If the people wished to overturn any or all of the above decisions, they could through a) constitutional amendments or b) voting only for candidates who pledged to appoint originalist justices. They have not so they are as culpable as the justices who voted for these decisions.

“It is not that democracy inevitably portends a devolution into an “aggregate will of unbridled passions.” That has happened plenty of times in non-democratic societies as well.”

Yes, it is indeed that democracy “inevitably protends a devolution into an ‘aggregate will of unbridled passions'”. I do not suggest that other non-democratic forms of government cannot sink into a similar mire, just that, inevitably, democracy will and, therefore, that it is not compatible with Christianity.

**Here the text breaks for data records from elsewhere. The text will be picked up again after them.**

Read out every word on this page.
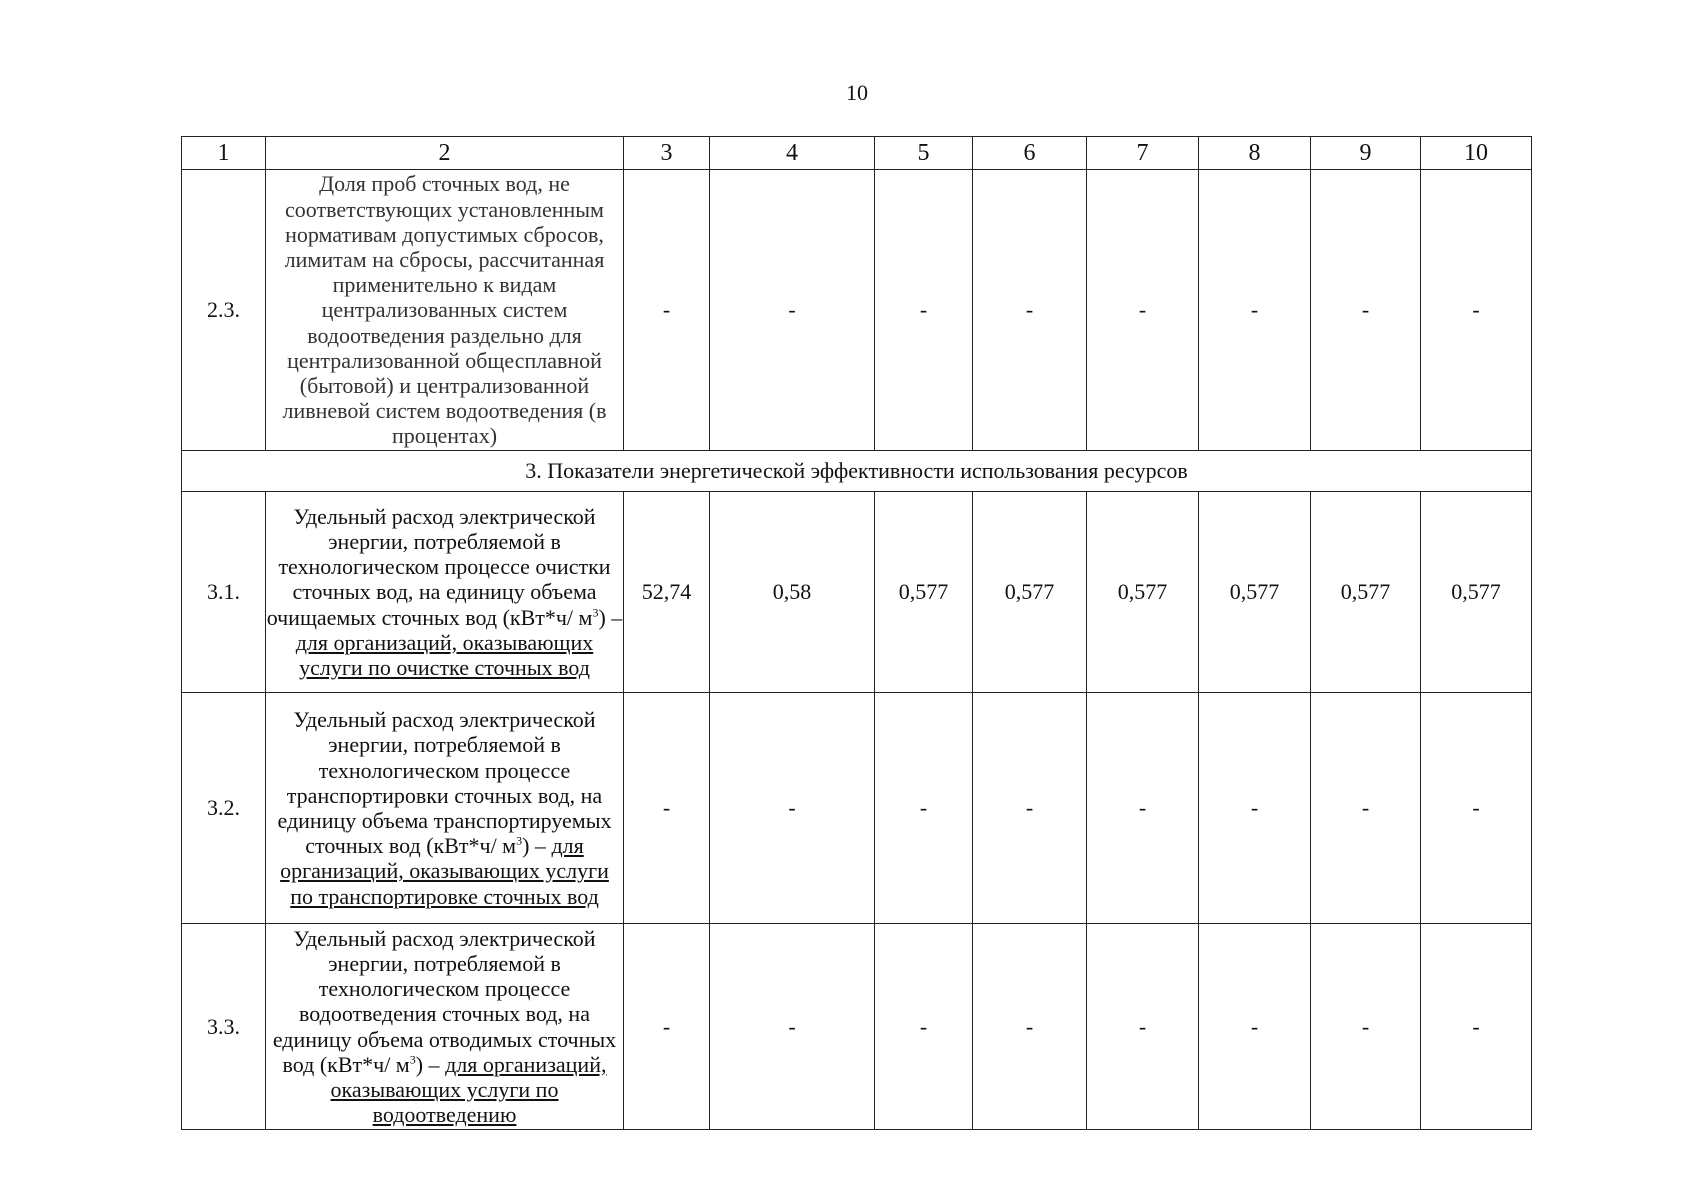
10
1	2	3	4	5	6	7	8	9	10
2.3.	Доля проб сточных вод, не соответствующих установленным нормативам допустимых сбросов, лимитам на сбросы, рассчитанная применительно к видам централизованных систем водоотведения раздельно для централизованной общесплавной (бытовой) и централизованной ливневой систем водоотведения (в процентах)	-	-	-	-	-	-	-	-
3. Показатели энергетической эффективности использования ресурсов									
3.1.	Удельный расход электрической энергии, потребляемой в технологическом процессе очистки сточных вод, на единицу объема очищаемых сточных вод (кВт*ч/ $м^3$) – для организаций, оказывающих услуги по очистке сточных вод	52,74	0,58	0,577	0,577	0,577	0,577	0,577	0,577
3.2.	Удельный расход электрической энергии, потребляемой в технологическом процессе транспортировки сточных вод, на единицу объема транспортируемых сточных вод (кВт*ч/ $м^3$) – для организаций, оказывающих услуги по транспортировке сточных вод	-	-	-	-	-	-	-	-
3.3.	Удельный расход электрической энергии, потребляемой в технологическом процессе водоотведения сточных вод, на единицу объема отводимых сточных вод (кВт*ч/ $м^3$) – для организаций, оказывающих услуги по водоотведению	-	-	-	-	-	-	-	-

“Because democracy, like free markets, respects freedom, a value intrinsic in Christian anthropology.”

If political democracy were a value intrinsic to Christian anthropology it would have emerged in Christian civilization long before the age when traditional Christianity was losing its moral and cosmological allegiance among the people.

“If — God forbid — a figure does emerge who promises the restoration of order through the enforcement of particular virtues, the virtues will be the inversion of Christian social mores, . . . In short, the only figure who could arise in the present cultural context must necessarily be an anti-Christ figure. It can’t be any other way.”

My, you are quite the prophet. You provide no proof or reasoning for this opinion. I am getting the feeling that you are more attached to democracy than to Christianity. Sooner or later, probably much later, Christians will have to face the manifest reality of social development in democratic societies.